По Лосеву, апофатична любая сущность. Но особенно страстно и увлеченно Лосев говорит о неназываемой сущности музыки.
Музыка для него – живая, наглядная картина апофатической
сущности и, тем самым, ближайшее свидетельство об Абсолюте,
абсолютной личности Бога. Еще в 1916 году Лосев в своей
неоконченной работе "Строение художественного мироощущения" написал, что "истинная эстетика есть эстетика религиозного материализма". В данном отношении Лосев опирается на идеи
своих предшественников – Флоренского и Булгакова. Художник,
создавая произведение искусства, преображает материю реального мира, делает ее полностью и всецело осмысленной и одухотворенной. Таким образом, искусство выступает как теургический акт, а художник – в качестве предвестника будущего преображения мира. А как обстоит дело в музыке? Ведь она не имеет
дела с материей реального мира!
Музыка, по Лосеву, является оформлением хаотической, бесформенной, иррациональной стихии, для характеристики которой Лосев применял древнегреческие термины "гиле" и "меон" – не сущее. Эта материя не вещественная, а "умная", смысловая,
это бесконечная потенция любых смыслов и форм. В работе "Музыка как предмет логики" Лосев пишет, что это "материя
числа", меонально-гилетическая стихия числа – то есть иное
числа как определенности. В самом деле, в музыке все счислимо:
ритм, пропорции формы, высотные отношения звуков (гармония, мелодия). Но дело не в этом! "Подсчитывание" ровно ничего не дает для понимания музыки. И музыкальное число Лосева
отнюдь не "поверяет алгеброй гармонию", оно не счетно-формально, а поистине художественно.

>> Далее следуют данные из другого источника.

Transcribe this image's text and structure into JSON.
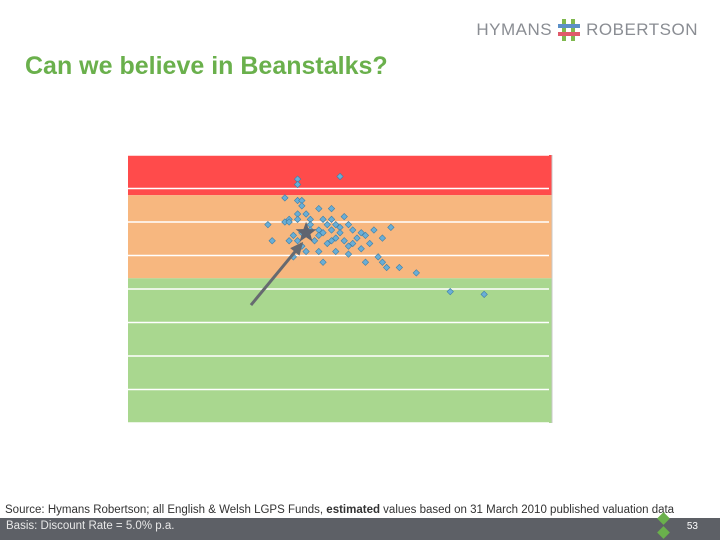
{
  "header": {
    "logo_left": "HYMANS",
    "logo_right": "ROBERTSON"
  },
  "slide": {
    "title": "Can we believe in Beanstalks?",
    "source_prefix": "Source: Hymans Robertson; all English & Welsh LGPS Funds, ",
    "source_bold": "estimated",
    "source_suffix": " values based on 31 March 2010 published valuation data",
    "basis": "Basis: Discount Rate = 5.0% p.a.",
    "page_number": "53"
  },
  "colors": {
    "title": "#6ab04c",
    "band_red": "#ff4b4b",
    "band_orange": "#f7b77f",
    "band_green": "#a9d78f",
    "point": "#6aaed6",
    "star": "#5f6470",
    "arrow": "#666a70"
  },
  "chart_data": {
    "type": "scatter",
    "title": "",
    "xlabel": "",
    "ylabel": "",
    "xlim": [
      0,
      100
    ],
    "ylim": [
      0,
      100
    ],
    "grid": true,
    "bands": [
      {
        "color": "red",
        "y_from": 85,
        "y_to": 100
      },
      {
        "color": "orange",
        "y_from": 54,
        "y_to": 85
      },
      {
        "color": "green",
        "y_from": 0,
        "y_to": 54
      }
    ],
    "points": [
      {
        "x": 50,
        "y": 92
      },
      {
        "x": 40,
        "y": 91
      },
      {
        "x": 40,
        "y": 89
      },
      {
        "x": 40,
        "y": 83
      },
      {
        "x": 41,
        "y": 83
      },
      {
        "x": 37,
        "y": 84
      },
      {
        "x": 41,
        "y": 81
      },
      {
        "x": 45,
        "y": 80
      },
      {
        "x": 48,
        "y": 80
      },
      {
        "x": 48,
        "y": 76
      },
      {
        "x": 40,
        "y": 78
      },
      {
        "x": 42,
        "y": 78
      },
      {
        "x": 38,
        "y": 76
      },
      {
        "x": 40,
        "y": 76
      },
      {
        "x": 43,
        "y": 76
      },
      {
        "x": 46,
        "y": 76
      },
      {
        "x": 51,
        "y": 77
      },
      {
        "x": 52,
        "y": 74
      },
      {
        "x": 33,
        "y": 74
      },
      {
        "x": 37,
        "y": 75
      },
      {
        "x": 38,
        "y": 75
      },
      {
        "x": 43,
        "y": 74
      },
      {
        "x": 47,
        "y": 74
      },
      {
        "x": 49,
        "y": 74
      },
      {
        "x": 50,
        "y": 73
      },
      {
        "x": 43,
        "y": 72
      },
      {
        "x": 45,
        "y": 72
      },
      {
        "x": 45,
        "y": 70
      },
      {
        "x": 46,
        "y": 71
      },
      {
        "x": 48,
        "y": 72
      },
      {
        "x": 50,
        "y": 71
      },
      {
        "x": 53,
        "y": 72
      },
      {
        "x": 55,
        "y": 71
      },
      {
        "x": 56,
        "y": 70
      },
      {
        "x": 58,
        "y": 72
      },
      {
        "x": 62,
        "y": 73
      },
      {
        "x": 41,
        "y": 71
      },
      {
        "x": 39,
        "y": 70
      },
      {
        "x": 40,
        "y": 68
      },
      {
        "x": 44,
        "y": 68
      },
      {
        "x": 48,
        "y": 68
      },
      {
        "x": 49,
        "y": 69
      },
      {
        "x": 51,
        "y": 68
      },
      {
        "x": 53,
        "y": 67
      },
      {
        "x": 54,
        "y": 69
      },
      {
        "x": 52,
        "y": 66
      },
      {
        "x": 57,
        "y": 67
      },
      {
        "x": 60,
        "y": 69
      },
      {
        "x": 41,
        "y": 66
      },
      {
        "x": 45,
        "y": 64
      },
      {
        "x": 49,
        "y": 64
      },
      {
        "x": 52,
        "y": 63
      },
      {
        "x": 39,
        "y": 62
      },
      {
        "x": 46,
        "y": 60
      },
      {
        "x": 56,
        "y": 60
      },
      {
        "x": 59,
        "y": 62
      },
      {
        "x": 60,
        "y": 60
      },
      {
        "x": 61,
        "y": 58
      },
      {
        "x": 64,
        "y": 58
      },
      {
        "x": 68,
        "y": 56
      },
      {
        "x": 76,
        "y": 49
      },
      {
        "x": 84,
        "y": 48
      },
      {
        "x": 34,
        "y": 68
      },
      {
        "x": 38,
        "y": 68
      },
      {
        "x": 47,
        "y": 67
      },
      {
        "x": 55,
        "y": 65
      },
      {
        "x": 42,
        "y": 64
      }
    ],
    "highlight": {
      "marker": "star",
      "x": 42,
      "y": 71
    },
    "arrow": {
      "from": {
        "x": 29,
        "y": 44
      },
      "to": {
        "x": 41,
        "y": 67
      }
    }
  }
}
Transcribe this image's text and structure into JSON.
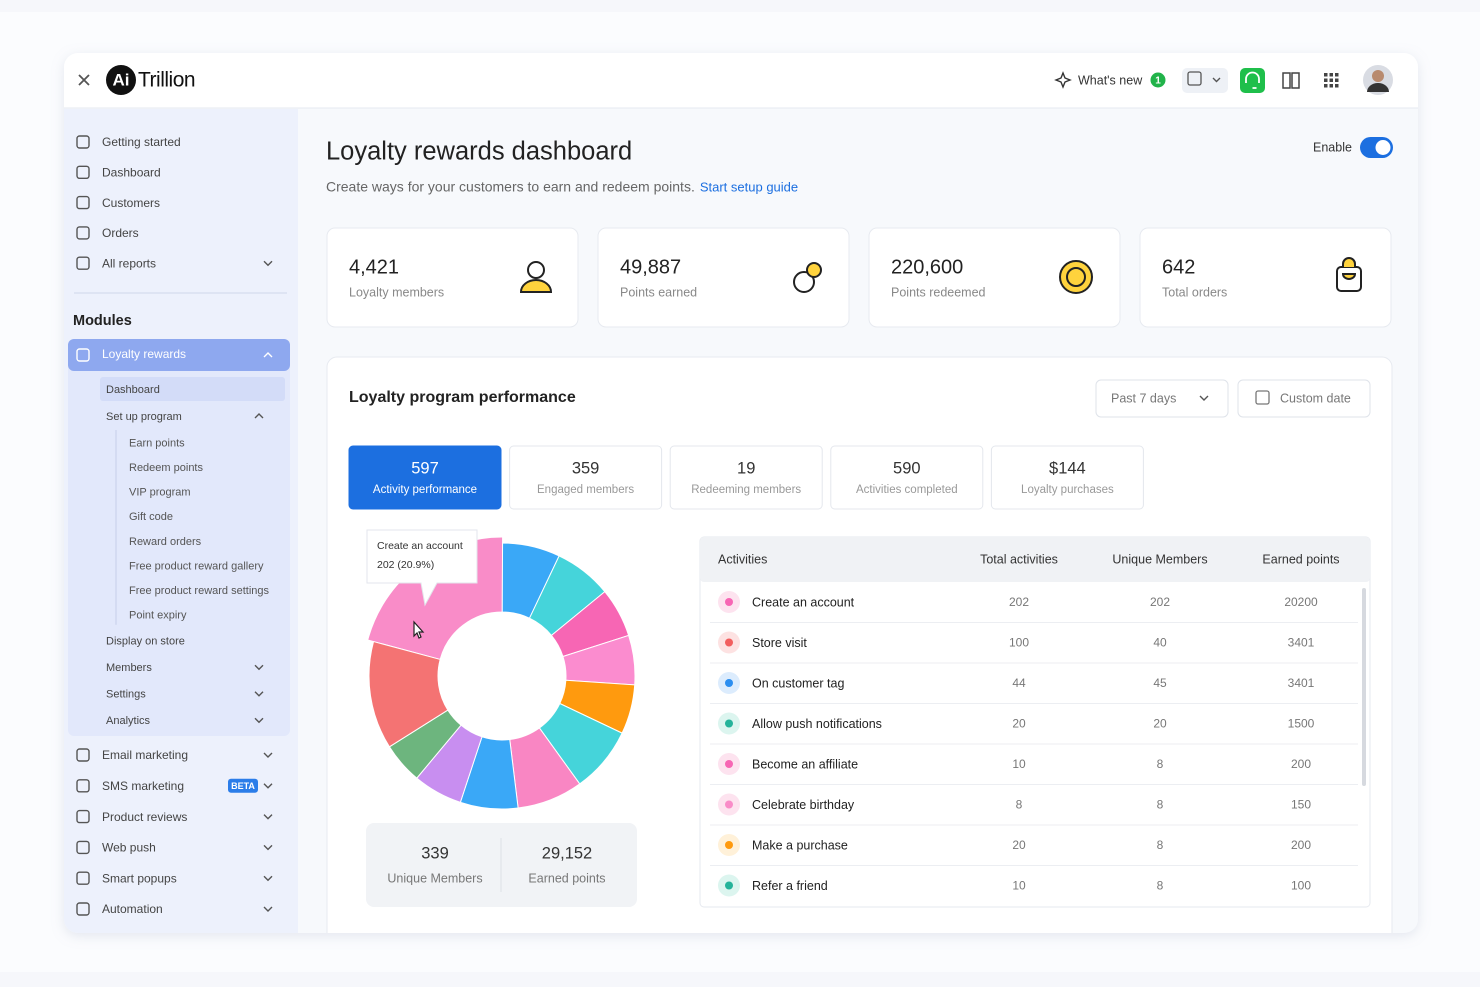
{
  "header": {
    "logo": "Ai",
    "brand": "Trillion",
    "whats_new": "What's new",
    "badge": "1"
  },
  "sidebar": {
    "nav": [
      {
        "label": "Getting started"
      },
      {
        "label": "Dashboard"
      },
      {
        "label": "Customers"
      },
      {
        "label": "Orders"
      },
      {
        "label": "All reports",
        "expandable": true
      }
    ],
    "modules_title": "Modules",
    "module": "Loyalty rewards",
    "submenu": [
      {
        "label": "Dashboard",
        "active": true
      },
      {
        "label": "Set up program",
        "children": [
          "Earn points",
          "Redeem points",
          "VIP program",
          "Gift code",
          "Reward orders",
          "Free product reward gallery",
          "Free product reward settings",
          "Point expiry"
        ]
      },
      {
        "label": "Display on store"
      },
      {
        "label": "Members",
        "expandable": true
      },
      {
        "label": "Settings",
        "expandable": true
      },
      {
        "label": "Analytics",
        "expandable": true
      }
    ],
    "modules": [
      {
        "label": "Email marketing"
      },
      {
        "label": "SMS marketing",
        "badge": "BETA"
      },
      {
        "label": "Product reviews"
      },
      {
        "label": "Web push"
      },
      {
        "label": "Smart popups"
      },
      {
        "label": "Automation"
      }
    ]
  },
  "page": {
    "title": "Loyalty rewards dashboard",
    "subtitle": "Create ways for your customers to earn and redeem points.",
    "link": "Start setup guide",
    "enable": "Enable",
    "enabled": true
  },
  "stats": [
    {
      "value": "4,421",
      "label": "Loyalty members"
    },
    {
      "value": "49,887",
      "label": "Points earned"
    },
    {
      "value": "220,600",
      "label": "Points redeemed"
    },
    {
      "value": "642",
      "label": "Total orders"
    }
  ],
  "performance": {
    "title": "Loyalty program performance",
    "range": "Past 7 days",
    "custom": "Custom date",
    "tabs": [
      {
        "value": "597",
        "label": "Activity performance",
        "active": true
      },
      {
        "value": "359",
        "label": "Engaged members"
      },
      {
        "value": "19",
        "label": "Redeeming members"
      },
      {
        "value": "590",
        "label": "Activities completed"
      },
      {
        "value": "$144",
        "label": "Loyalty purchases"
      }
    ],
    "summary": [
      {
        "value": "339",
        "label": "Unique Members"
      },
      {
        "value": "29,152",
        "label": "Earned points"
      }
    ]
  },
  "chart_data": {
    "type": "donut",
    "values": [
      20.9,
      7,
      7,
      6,
      6,
      6,
      8,
      8,
      7,
      6,
      5,
      13.1
    ],
    "colors": [
      "#f98cc8",
      "#3aa8f7",
      "#45d4da",
      "#f766b4",
      "#fb8ccf",
      "#ff9a0e",
      "#45d4da",
      "#f986c3",
      "#3aa8f7",
      "#c88ef0",
      "#6db57e",
      "#f47373"
    ],
    "tooltip": {
      "title": "Create an account",
      "label": "202 (20.9%)"
    }
  },
  "table": {
    "header": [
      "Activities",
      "Total activities",
      "Unique Members",
      "Earned points"
    ],
    "rows": [
      [
        "Create an account",
        202,
        202,
        20200
      ],
      [
        "Store visit",
        100,
        40,
        3401
      ],
      [
        "On customer tag",
        44,
        45,
        3401
      ],
      [
        "Allow push notifications",
        20,
        20,
        1500
      ],
      [
        "Become an affiliate",
        10,
        8,
        200
      ],
      [
        "Celebrate birthday",
        8,
        8,
        150
      ],
      [
        "Make a purchase",
        20,
        8,
        200
      ],
      [
        "Refer a friend",
        10,
        8,
        100
      ]
    ]
  }
}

В соответствии с возрожденными представлениями о неоплатонической вертикали мироздания реальной вещи соответствует
ее вечный "образец" – или, попросту, смысл, идея, "эйдос".
А еще "выше" эйдоса, как его "остов", некая архитектурно-геометрическая конструкция, находится число. Музыка, по Лосеву,
есть доэйдетическое становление (здесь имеются в виду эйдосы
реальных вещей), ее же собственный эйдос – число. Число – конструкция, свободная от какой бы то ни было предметности и
вещественности, становится эйдосом музыки, ее невыразимой и
неназываемой сущностью. Музыка – алогическое становление
числа, его жизнь во времени. Таким образом, идея оформления и
преображения хаоса и тьмы именно в музыке получает наивысшее выражение: она имеет дело и с предельной хаотичностью и
бесформенностью (меон), и с предельной оформленностью
(число). Из всех явлений сотворенного мира музыка оказывается
ближе всего к Абсолюту как его символическое подобие. Ее
истолкование (то, чем занимается музыкальная герменевтика) – это прикосновение к тайне, в чем-то сравнимое с размышлениями о Боге. Сравнимое в том отношении, что в обоих случаях,
давая те или иные истолкования сущности, мы ни на секунду не
должны забывать, что сама внутренняя сокровенная сущность
(сущность вне имени) несводима ни к каким словам о ней. По
Лосеву, важнейшее свойство "чистого музыкального бытия" – "...последняя слитость и как бы предельная водвинутость одного
предмета в другой; оно есть их нерасчленимое воссоединенномножественное единство. <…> Это бесформенное множество-единство непрерывно движется, стремится, влечется. <…> Это
сплошная неуловимость и в то же время всеприсутствие..."30 "Значит, и говорить об этом Бытии нельзя. Можно говорить лишь
им самим, т. е. только Оно само может себя самое выявлять"31.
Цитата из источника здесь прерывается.